The design communicates necessary information effectively to the user, regardless of ambient conditions or the user’s sensory abilities.

  • It uses different modes (pictorial, verbal, tactile) for redundant presentation of essential information.
  • It provides adequate contrast between essential information and its surroundings.
  • It maximizes “legibility” of essential information.
  • It differentiates elements in ways that can be described (i.e., make it easy to give instructions or directions).
  • It provides compatibility with a variety of techniques or devices used by people with sensory limitations.

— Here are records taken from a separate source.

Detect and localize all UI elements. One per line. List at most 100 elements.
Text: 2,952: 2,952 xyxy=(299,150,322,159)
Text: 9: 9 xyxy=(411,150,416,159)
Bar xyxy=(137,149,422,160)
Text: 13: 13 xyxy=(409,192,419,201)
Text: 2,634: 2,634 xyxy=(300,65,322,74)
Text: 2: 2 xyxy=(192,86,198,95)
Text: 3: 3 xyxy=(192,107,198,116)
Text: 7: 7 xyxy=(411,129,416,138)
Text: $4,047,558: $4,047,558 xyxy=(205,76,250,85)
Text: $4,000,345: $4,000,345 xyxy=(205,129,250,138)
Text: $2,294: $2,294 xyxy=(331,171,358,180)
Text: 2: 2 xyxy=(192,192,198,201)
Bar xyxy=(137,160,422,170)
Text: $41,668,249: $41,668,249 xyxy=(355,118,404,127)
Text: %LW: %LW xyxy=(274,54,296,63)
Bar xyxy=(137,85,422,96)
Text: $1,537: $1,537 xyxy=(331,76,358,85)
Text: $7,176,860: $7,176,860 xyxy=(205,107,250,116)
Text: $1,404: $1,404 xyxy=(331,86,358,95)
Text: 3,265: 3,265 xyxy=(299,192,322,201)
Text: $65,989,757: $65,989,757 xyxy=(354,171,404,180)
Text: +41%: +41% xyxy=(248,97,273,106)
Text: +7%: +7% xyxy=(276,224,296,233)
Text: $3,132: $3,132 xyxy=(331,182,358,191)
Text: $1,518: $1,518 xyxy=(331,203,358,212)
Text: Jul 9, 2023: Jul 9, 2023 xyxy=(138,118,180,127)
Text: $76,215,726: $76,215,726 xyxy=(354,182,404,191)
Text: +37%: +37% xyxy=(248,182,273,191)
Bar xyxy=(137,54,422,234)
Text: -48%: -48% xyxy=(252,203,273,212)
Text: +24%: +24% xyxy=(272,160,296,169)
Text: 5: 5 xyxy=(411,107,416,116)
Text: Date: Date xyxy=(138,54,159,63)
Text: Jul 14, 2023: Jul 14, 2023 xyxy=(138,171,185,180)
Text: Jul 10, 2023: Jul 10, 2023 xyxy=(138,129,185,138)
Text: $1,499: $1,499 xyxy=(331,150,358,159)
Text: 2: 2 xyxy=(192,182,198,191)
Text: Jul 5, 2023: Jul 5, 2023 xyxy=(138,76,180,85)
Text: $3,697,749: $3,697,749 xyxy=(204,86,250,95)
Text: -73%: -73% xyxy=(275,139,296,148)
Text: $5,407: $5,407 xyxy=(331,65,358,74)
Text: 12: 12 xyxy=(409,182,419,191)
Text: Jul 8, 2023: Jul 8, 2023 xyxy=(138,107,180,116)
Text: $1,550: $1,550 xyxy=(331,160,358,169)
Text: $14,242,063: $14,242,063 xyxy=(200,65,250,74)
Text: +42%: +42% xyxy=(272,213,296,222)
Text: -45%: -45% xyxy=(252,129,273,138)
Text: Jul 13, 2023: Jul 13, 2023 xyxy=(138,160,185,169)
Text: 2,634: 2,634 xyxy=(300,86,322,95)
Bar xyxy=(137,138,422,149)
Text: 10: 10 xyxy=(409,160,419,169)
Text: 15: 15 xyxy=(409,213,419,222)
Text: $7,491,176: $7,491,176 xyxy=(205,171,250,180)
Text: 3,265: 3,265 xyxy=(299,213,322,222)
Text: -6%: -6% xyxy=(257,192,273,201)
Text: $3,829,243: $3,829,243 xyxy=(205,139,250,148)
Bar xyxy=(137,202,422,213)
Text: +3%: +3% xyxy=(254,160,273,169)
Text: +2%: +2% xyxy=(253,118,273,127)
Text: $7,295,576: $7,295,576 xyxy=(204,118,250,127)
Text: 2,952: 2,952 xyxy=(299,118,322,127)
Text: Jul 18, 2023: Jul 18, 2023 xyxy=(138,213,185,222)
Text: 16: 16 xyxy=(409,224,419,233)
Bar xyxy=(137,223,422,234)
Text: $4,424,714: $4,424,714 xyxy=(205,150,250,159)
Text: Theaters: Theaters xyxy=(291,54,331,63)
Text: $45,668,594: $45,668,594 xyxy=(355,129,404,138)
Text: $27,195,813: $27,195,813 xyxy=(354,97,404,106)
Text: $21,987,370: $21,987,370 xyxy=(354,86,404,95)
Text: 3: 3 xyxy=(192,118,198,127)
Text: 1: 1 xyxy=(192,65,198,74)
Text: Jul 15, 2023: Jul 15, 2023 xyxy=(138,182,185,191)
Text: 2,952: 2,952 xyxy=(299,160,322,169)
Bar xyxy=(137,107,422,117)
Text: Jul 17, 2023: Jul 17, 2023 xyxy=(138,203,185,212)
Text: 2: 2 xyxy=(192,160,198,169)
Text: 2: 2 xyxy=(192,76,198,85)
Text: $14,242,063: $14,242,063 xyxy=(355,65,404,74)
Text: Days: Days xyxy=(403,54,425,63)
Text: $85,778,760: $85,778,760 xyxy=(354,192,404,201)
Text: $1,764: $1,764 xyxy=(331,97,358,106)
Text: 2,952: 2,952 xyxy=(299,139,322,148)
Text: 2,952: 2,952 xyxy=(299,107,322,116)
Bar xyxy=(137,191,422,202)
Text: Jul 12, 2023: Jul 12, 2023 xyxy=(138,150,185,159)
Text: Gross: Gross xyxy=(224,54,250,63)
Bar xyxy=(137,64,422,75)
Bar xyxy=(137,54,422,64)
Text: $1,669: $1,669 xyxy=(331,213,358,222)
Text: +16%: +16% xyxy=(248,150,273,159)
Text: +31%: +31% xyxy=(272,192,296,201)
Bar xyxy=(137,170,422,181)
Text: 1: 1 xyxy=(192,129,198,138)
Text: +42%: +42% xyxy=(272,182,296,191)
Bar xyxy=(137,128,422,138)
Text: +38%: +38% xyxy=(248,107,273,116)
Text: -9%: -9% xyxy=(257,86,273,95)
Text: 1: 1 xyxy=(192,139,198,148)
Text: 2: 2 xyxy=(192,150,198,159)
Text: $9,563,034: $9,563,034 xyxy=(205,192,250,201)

PRINCIPLE FIVE: Tolerance for Error

The design minimizes hazards and the adverse consequences of accidental or unintended actions.

  • It arranges elements to minimize hazards and errors: most used elements, most accessible; hazardous elements eliminated, isolated, or shielded.
  • It provides warnings of hazards and errors.
  • It provides fail safe features.
  • It discourages unconscious action in tasks that require vigilance.

PRINCIPLE SIX: Low Physical Effort

The design can be used efficiently and comfortably and with a minimum of fatigue.

  • It allows user to maintain a neutral body position
  • It uses reasonable operating forces.
  • It minimizes repetitive actions.
  • It minimizes sustained physical effort.

PRINCIPLE SEVEN: Size and Space for Approach and Use

Appropriate size and space is provided for approach, reach, manipulation, and use, regardless of user’s body size, posture, or mobility.

  • It provides a clear line of sight to important elements for any seated or standing user.
  • It makes reaching to all components comfortable for any seated or standing user.
  • It accommodates variations in hand and grip size.
  • It provides adequate space for the use of assistive devices or personal assistance.

Additional Resources

Read "I Promise We'll Have Fun" on the Disability Visibility Project

A Note on Language

In this selection, LaSpina uses the phrases "crip family" to define her network of friends and "supercrip" to describe herself in her race to the hospital. 

The word "crip" has a complicated history, and is typically considered a derogatory term for people with disabilities. Some communities, however, have begun to reclaim the word and to relate it to disability justice initiatives. LaSpina's use of the word here links her to disability justice communities. This term is not universally accepted by people with disabilities, however, and should not be used by people who do not belong to disability-related communities.